Please correct me, if I'm wrong.
source : https://iksinc.wordpress.com/tag/skip-gram-model/
Any code that iterates over 2*k
target words, or 2*k
context words, to create a total of 2*k
(context-word)->(target-word) pairs for training, is "skip-gram". Some of the diagrams or notation in the original paper may give the impression skip-gram is using multiple context words at once, or predicting multiple target words at once, but in fact it's always just a 1-to-1 training pair, involving pairs-of-words in the same (window
-sized) neighborhood.
(Only CBOW, which actually sums/averages multiple context words together, truly uses a combined range of ( w^(i-k)), ..., w^(i+k) )

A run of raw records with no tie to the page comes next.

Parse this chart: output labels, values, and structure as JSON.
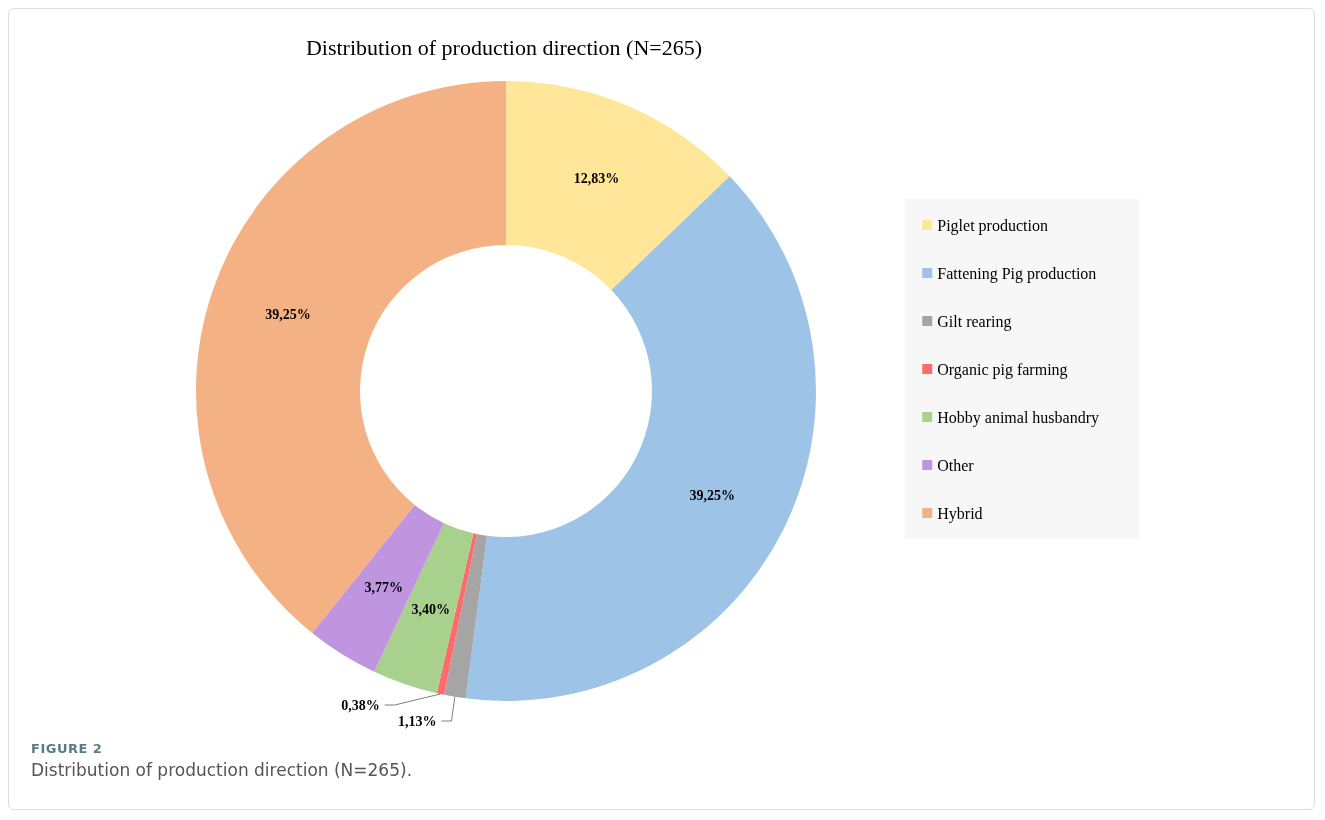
{
  "chart_data": {
    "type": "donut",
    "title": "Distribution of production direction (N=265)",
    "categories": [
      "Piglet production",
      "Fattening Pig production",
      "Gilt rearing",
      "Organic pig farming",
      "Hobby animal husbandry",
      "Other",
      "Hybrid"
    ],
    "values": [
      12.83,
      39.25,
      1.13,
      0.38,
      3.4,
      3.77,
      39.25
    ],
    "value_labels": [
      "12,83%",
      "39,25%",
      "1,13%",
      "0,38%",
      "3,40%",
      "3,77%",
      "39,25%"
    ],
    "colors": [
      "#ffe699",
      "#9dc3e6",
      "#a5a5a5",
      "#ff6b6b",
      "#a9d18e",
      "#bf95df",
      "#f4b183"
    ],
    "legend": "right",
    "annotations": [
      "FIGURE 2",
      "Distribution of production direction (N=265)."
    ]
  }
}
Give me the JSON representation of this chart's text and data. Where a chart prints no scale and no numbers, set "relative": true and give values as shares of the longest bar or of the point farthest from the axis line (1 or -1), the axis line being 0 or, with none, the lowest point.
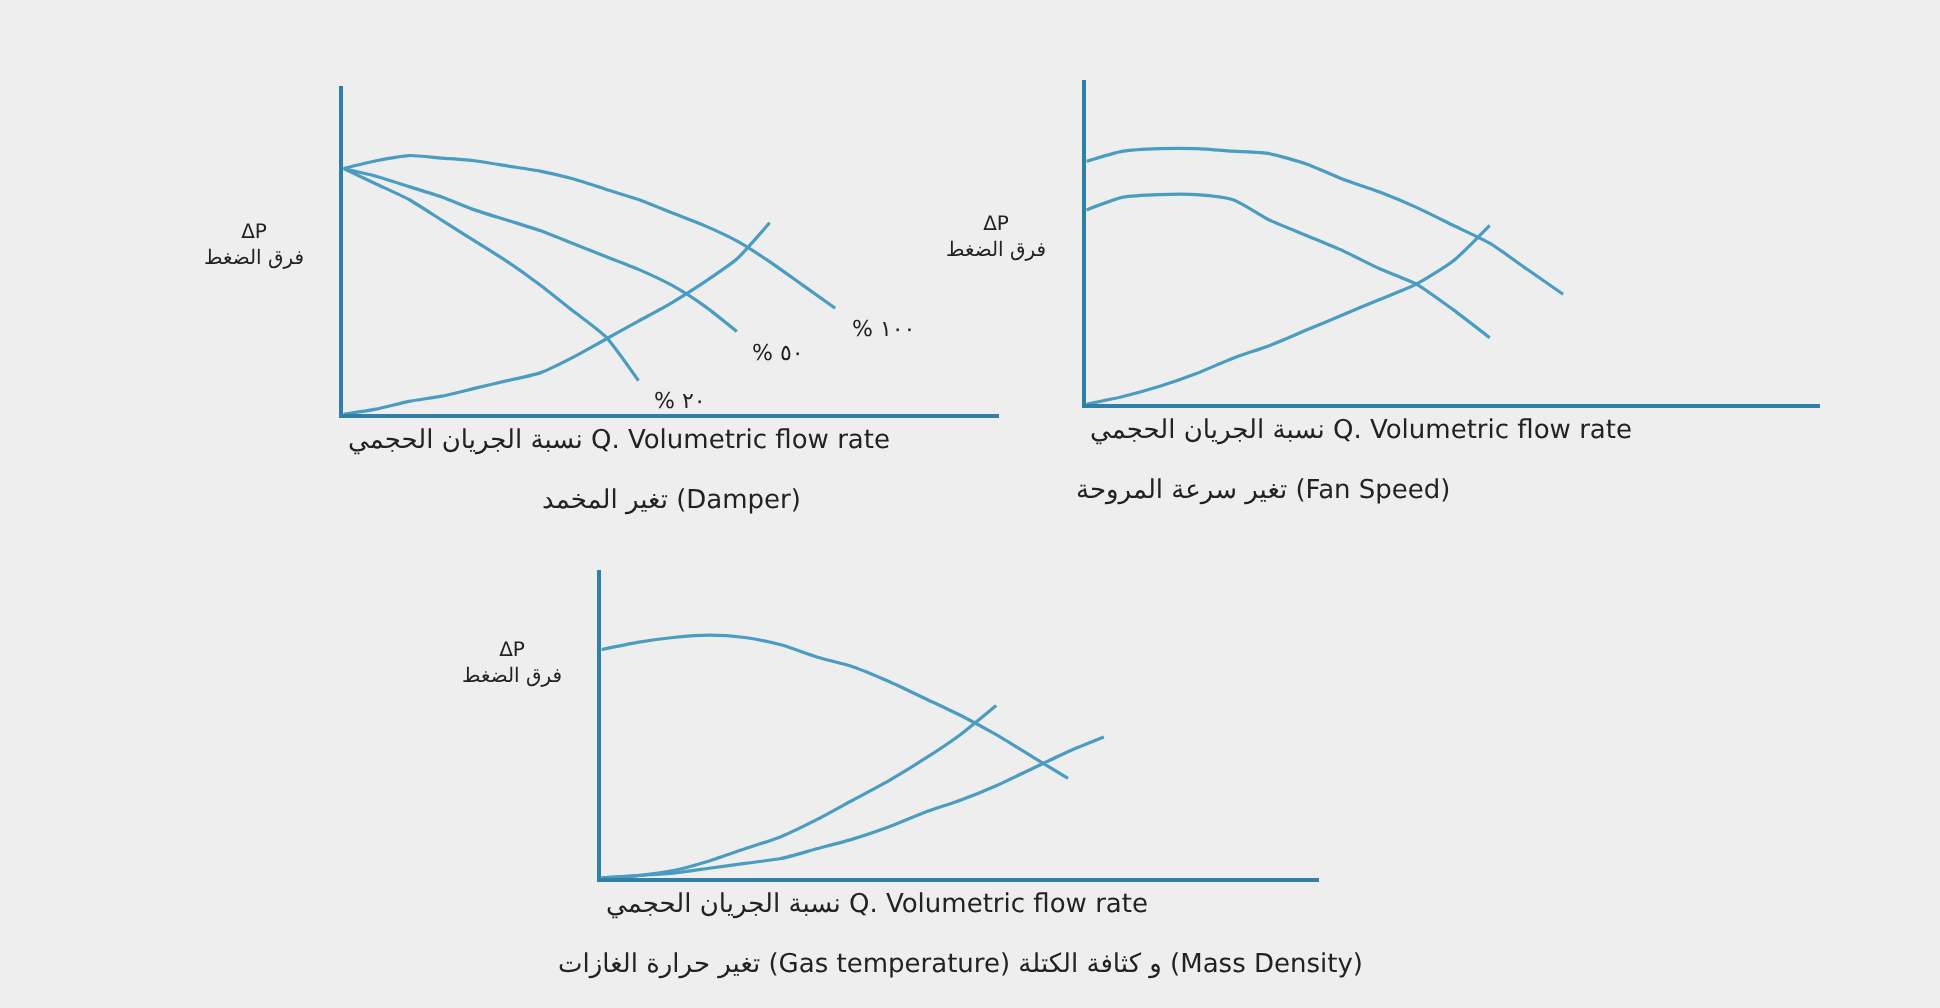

words as a single NN-training example.)
If I recall correctly, the original word2vec paper described skip-gram in one way, but then at some point for CPU cache efficiency the Google-released word2vec.c code looped over the text in the opposite way – which has sometimes caused confusion for people reading that code, or other code modeled on it.
But whether you view skip-gram as predicting a central target word from individual nearby context words, or as predicting surrounding individual target words from a central context word, in the end each original text sample results in the exact same set of desired (context-word)->(target-word) predictions – just in a slightly different training order. Each ordering is reasonably called 'skip-gram' and winds up with similar results, at the end of bulk training.
Best Answer
Some basic concepts are valid through years :) and are used in many solutions and naturally contributing to naming of these solutions...
N-gram is a basic concept of a (sub)sequnece of consecutive words taken out of a given sequence (e.g. sentence).
k-skip-n-gram is a generalization where 'consecutive' is dropped. It is 'just' subsequence of the original sequence, e.g. every other word of the sentence is 2-skip-n-gram.
word2vec is more complicated beast, the buzzword :) here is 'embeddings', here is the original paper https://arxiv.org/pdf/1301.3781.pdf. It uses the concept of consequtive words and 'skip' and 'gram' made its way to the name of the algorithm. BTW there are two alternative ones used by word2vec solution: skip-gram and CBOW.